Learn about acids and bases with a bang! These sandwich bag blasts make a really fun science lesson any day, but especially for holidays like 4th of July or New Year’s!
Sandwich Bag Blasts
- Plastic sandwich bags
- Paper towel
- Baking soda (1-1/2 tbsp)
- Vinegar (1/2 cup)
- Warm water (1/4 cup)
- Check your sandwich bag for holes. If it’s not water-tight, you won’t get that magnificent BANG that young scientists crave. You can check with a visual inspection or by filling it with water or air to check for leaks.
- Pre-measure your 1/2 cup of vinegar and 1/4 cup of warm water. You can use measuring cups or kid-friendly plastic beakers, so that they can be part of the process!
- Rip your paper towel into a 6″ square (roughly, into quarters).
- Pour 1-1/2 tbsp of baking soda into the middle of one paper towel square.
- Fold up the paper towel, so the baking soda is safely nestled inside a pocket.
- Add the vinegar and warm water to the sandwich bag.
- Quickly, add the paper towel pocket into the sandwich bag and seal it. Emphasis on quickly. (Note: This is not the time to teach your toddler to seal a sandwich bag. Do this step for them!)
- Shake, shake, shake the bag to really get the reaction going.
- Set down your sandwich bag, step back, and watch it swell, before BANG! The bag pops and you can call yourself the Sandwich Bag Bomb Squad.
Almost all liquids can be qualified as either an acid or a base. Acids produce more hydrogen (H+) ions when added to water, which deems them more acidic. Meanwhile, bases produce more hydroxide (OH-) when added to water, which deems them more, you guessed it, basic. You can thank chemist Svante Arrhenius for this classification system!
Acids (the ones with more hydrogen ions) have a sour taste and can even dissolve other materials (we call that “corrosive”). In fact, the word acid is derived from the Latin word acidus, which means “sour”. An easy example of an acid is our own stomach acid, that helps us break down the foods we eat.
Bases (the ones with more hydroxide ions) can have a bitter taste and tend to be on the more slimy (think: icky) side. We also call bases “alkali” because they are “alkaline” (not acidic). An example of a base would be soap – the soap we wash our bodies with and even laundry or dish soap!
All of these liquids have a place within the pH scale, which ranges from 0-14. Strong acids make up the lower part of the scale (0-4), while strong bases make up the higher part of the scale (10-14). In the middle of the pH scale is 7, which is “neutral” and is neither acidic or basic. An example of a neutral is water!

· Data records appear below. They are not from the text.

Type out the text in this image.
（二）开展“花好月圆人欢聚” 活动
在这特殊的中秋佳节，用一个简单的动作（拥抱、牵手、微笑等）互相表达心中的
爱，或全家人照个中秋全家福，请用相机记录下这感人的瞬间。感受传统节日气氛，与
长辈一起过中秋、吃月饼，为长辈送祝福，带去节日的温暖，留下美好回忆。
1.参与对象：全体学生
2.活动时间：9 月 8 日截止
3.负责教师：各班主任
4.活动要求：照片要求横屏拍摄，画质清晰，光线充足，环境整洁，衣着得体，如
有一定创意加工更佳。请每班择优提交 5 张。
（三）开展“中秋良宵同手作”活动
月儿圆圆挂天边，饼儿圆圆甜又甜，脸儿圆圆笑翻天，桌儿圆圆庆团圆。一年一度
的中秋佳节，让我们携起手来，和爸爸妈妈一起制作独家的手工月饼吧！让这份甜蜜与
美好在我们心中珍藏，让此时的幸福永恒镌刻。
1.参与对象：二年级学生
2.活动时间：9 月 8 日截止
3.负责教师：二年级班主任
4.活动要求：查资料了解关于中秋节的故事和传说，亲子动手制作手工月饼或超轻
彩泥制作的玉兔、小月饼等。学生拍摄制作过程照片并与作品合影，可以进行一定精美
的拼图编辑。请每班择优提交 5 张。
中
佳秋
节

For this experiment, we’re using the acidic vinegar, with a pH level of about 2.5, and basic baking soda, with a pH level of about 9. The vinegar and baking soda mix together to cause a chemical reaction that quickly produces carbon dioxide. That carbon dioxide fills the bag, runs out of room, and – BANG – pops the bag to continue expanding.
While we tend to think of acids as the more dangerous liquids, both very acidic and very basic liquids are equally dangerous. Professional chemists use strong acids and bases to create big reactions in chemistry labs. So, if you find that you like explosions and reactions, you might have found your future major or career!